ZAKSA lepsza od VfB. Komentarze, ZDJĘCIA
ZOBACZ GALERIĘ ZDJĘĆ
Ten mecz miał kilka oblicz i sinusoidalny poziom gry obu drużyn oraz emocji na trybunach. Do końca nie wiadomo było, kto z tej batalii wyjdzie zwycięsko, bowiem szala przesuwała się to na jedną, to na drugą stronę.
– Dziwny mecz. Po raz kolejny zaskakujemy sami siebie, gramy bardzo dobrze, później gramy bardzo słabo, później wracamy do gry – mówił rozgrywający ZAKSY Paweł Zagumny.
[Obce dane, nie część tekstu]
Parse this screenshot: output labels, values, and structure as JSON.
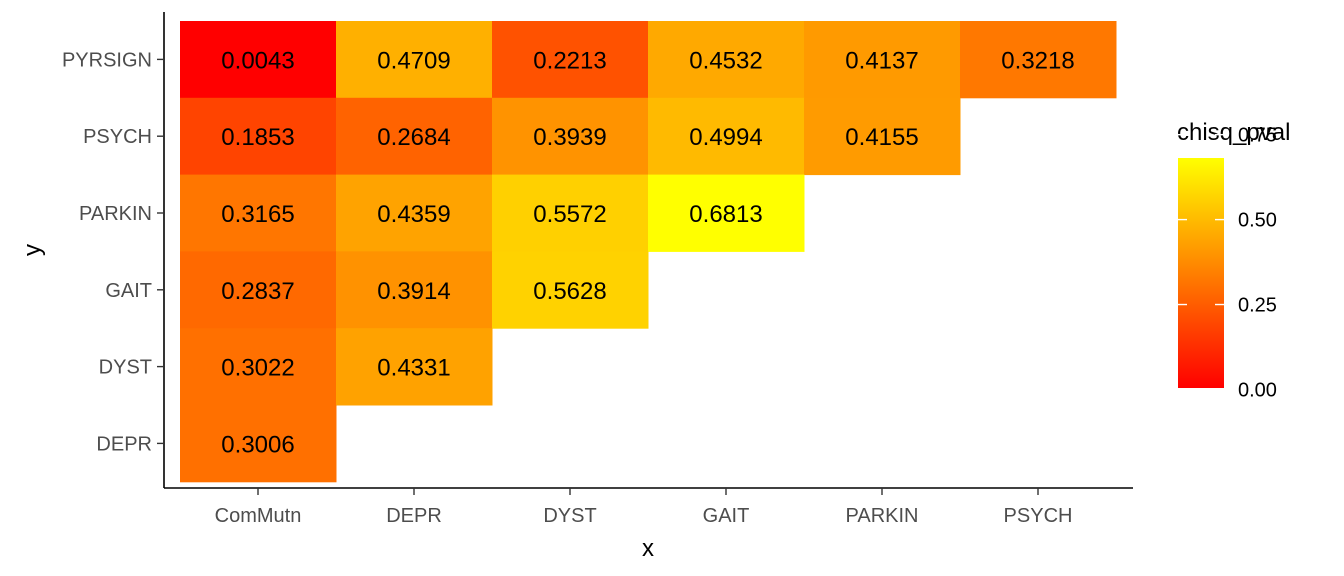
{
  "chart_data": {
    "type": "heatmap",
    "xlabel": "x",
    "ylabel": "y",
    "x_categories": [
      "ComMutn",
      "DEPR",
      "DYST",
      "GAIT",
      "PARKIN",
      "PSYCH"
    ],
    "y_categories": [
      "PYRSIGN",
      "PSYCH",
      "PARKIN",
      "GAIT",
      "DYST",
      "DEPR"
    ],
    "cells": [
      {
        "x": "ComMutn",
        "y": "PYRSIGN",
        "value": 0.0043,
        "label": "0.0043"
      },
      {
        "x": "DEPR",
        "y": "PYRSIGN",
        "value": 0.4709,
        "label": "0.4709"
      },
      {
        "x": "DYST",
        "y": "PYRSIGN",
        "value": 0.2213,
        "label": "0.2213"
      },
      {
        "x": "GAIT",
        "y": "PYRSIGN",
        "value": 0.4532,
        "label": "0.4532"
      },
      {
        "x": "PARKIN",
        "y": "PYRSIGN",
        "value": 0.4137,
        "label": "0.4137"
      },
      {
        "x": "PSYCH",
        "y": "PYRSIGN",
        "value": 0.3218,
        "label": "0.3218"
      },
      {
        "x": "ComMutn",
        "y": "PSYCH",
        "value": 0.1853,
        "label": "0.1853"
      },
      {
        "x": "DEPR",
        "y": "PSYCH",
        "value": 0.2684,
        "label": "0.2684"
      },
      {
        "x": "DYST",
        "y": "PSYCH",
        "value": 0.3939,
        "label": "0.3939"
      },
      {
        "x": "GAIT",
        "y": "PSYCH",
        "value": 0.4994,
        "label": "0.4994"
      },
      {
        "x": "PARKIN",
        "y": "PSYCH",
        "value": 0.4155,
        "label": "0.4155"
      },
      {
        "x": "ComMutn",
        "y": "PARKIN",
        "value": 0.3165,
        "label": "0.3165"
      },
      {
        "x": "DEPR",
        "y": "PARKIN",
        "value": 0.4359,
        "label": "0.4359"
      },
      {
        "x": "DYST",
        "y": "PARKIN",
        "value": 0.5572,
        "label": "0.5572"
      },
      {
        "x": "GAIT",
        "y": "PARKIN",
        "value": 0.6813,
        "label": "0.6813"
      },
      {
        "x": "ComMutn",
        "y": "GAIT",
        "value": 0.2837,
        "label": "0.2837"
      },
      {
        "x": "DEPR",
        "y": "GAIT",
        "value": 0.3914,
        "label": "0.3914"
      },
      {
        "x": "DYST",
        "y": "GAIT",
        "value": 0.5628,
        "label": "0.5628"
      },
      {
        "x": "ComMutn",
        "y": "DYST",
        "value": 0.3022,
        "label": "0.3022"
      },
      {
        "x": "DEPR",
        "y": "DYST",
        "value": 0.4331,
        "label": "0.4331"
      },
      {
        "x": "ComMutn",
        "y": "DEPR",
        "value": 0.3006,
        "label": "0.3006"
      }
    ],
    "legend": {
      "title": "chisq_pval",
      "placement": "right",
      "ticks": [
        {
          "value": 0.0,
          "label": "0.00"
        },
        {
          "value": 0.25,
          "label": "0.25"
        },
        {
          "value": 0.5,
          "label": "0.50"
        },
        {
          "value": 0.75,
          "label": "0.75"
        }
      ]
    },
    "color_scale": {
      "low": "#ff0000",
      "high": "#ffff00"
    },
    "grid": false
  }
}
Pierwszy set 25:17 dla ZAKSY, dwa kolejne 25:23 i 25:21 dla gości. I to oni prowadzili w partii czwartej, ale końcówka należała już do gospodarzy.
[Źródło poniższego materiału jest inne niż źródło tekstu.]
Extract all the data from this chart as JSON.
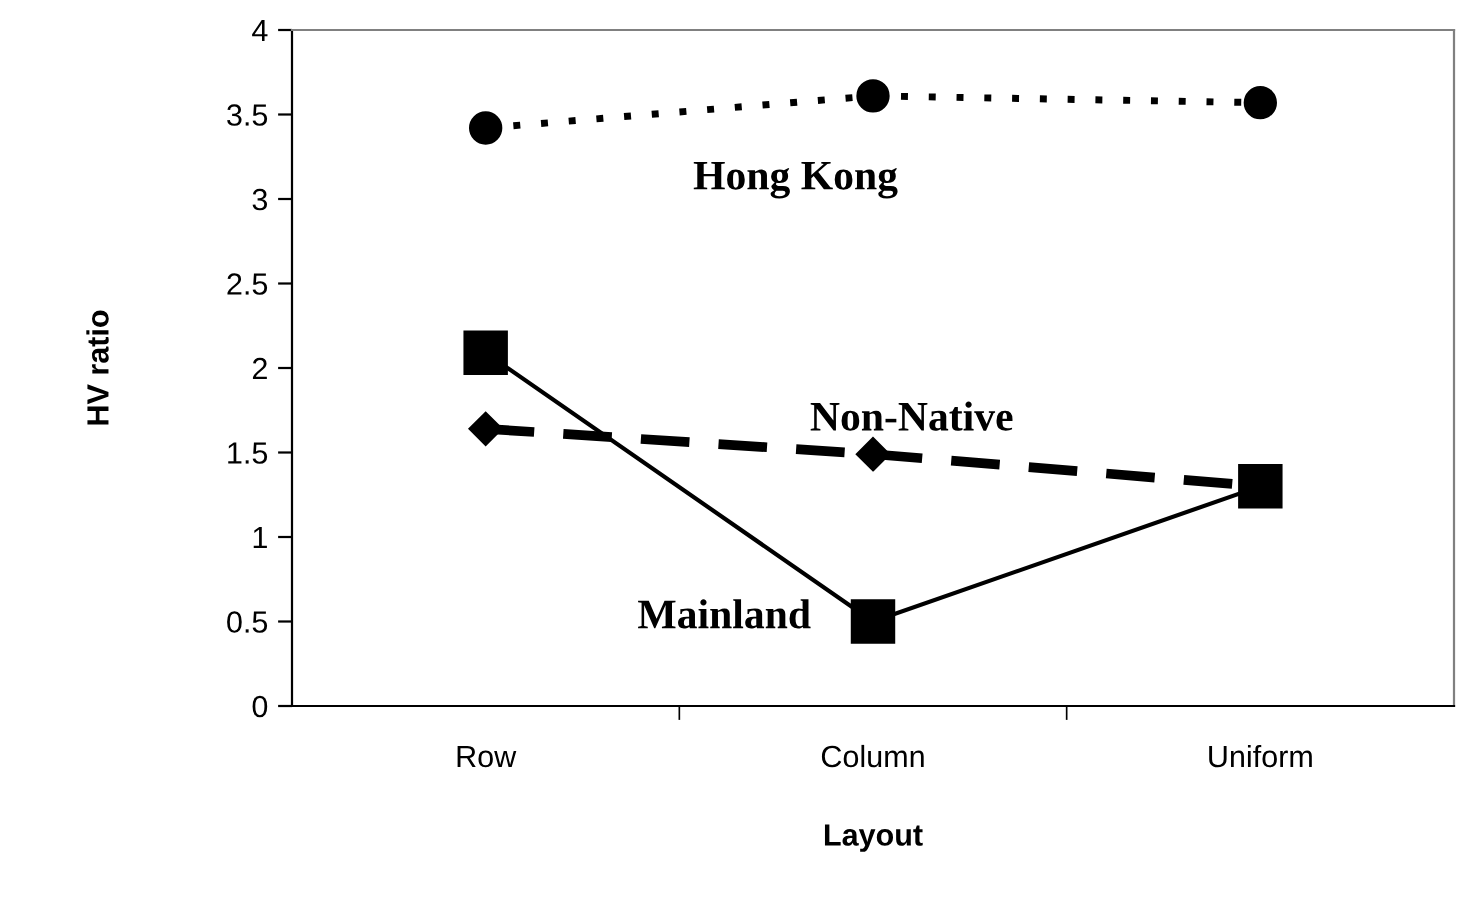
{
  "chart_data": {
    "type": "line",
    "xlabel": "Layout",
    "ylabel": "HV ratio",
    "categories": [
      "Row",
      "Column",
      "Uniform"
    ],
    "series": [
      {
        "name": "Hong Kong",
        "color": "#000000",
        "values": [
          3.42,
          3.61,
          3.57
        ],
        "marker": "circle",
        "line_style": "dotted"
      },
      {
        "name": "Mainland",
        "color": "#000000",
        "values": [
          2.09,
          0.5,
          1.3
        ],
        "marker": "square",
        "line_style": "solid"
      },
      {
        "name": "Non-Native",
        "color": "#000000",
        "values": [
          1.64,
          1.49,
          1.3
        ],
        "marker": "diamond",
        "line_style": "dashed"
      }
    ],
    "ylim": [
      0,
      4
    ],
    "yticks": [
      0,
      0.5,
      1,
      1.5,
      2,
      2.5,
      3,
      3.5,
      4
    ],
    "grid": false,
    "legend": false
  }
}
– Udało nam się wygrać pierwszą końcówkę w tym sezonie. Wygrać, bo zawsze przeciwnik podarowywał nam te końcówki. Widać lekki progres, zaczniemy grać te końcówki pod nasze dyktando – komentuje trener Sebastian Świderski.
Ostatecznie po 8 setbolach ZAKSA wygrała czwartego seta 31:29, a w tie breaku pewnie zwyciężyła 15:11 i w całym meczu 3:2 ale ma już tylko matematyczne szanse na awans do kolejnej rundy Ligi Mistrzów.
Ostatnie spotkanie grupowe nasz zespół rozegra w najbliższą środę (18.11) w Stambule z tamtejszym Galatasarayem.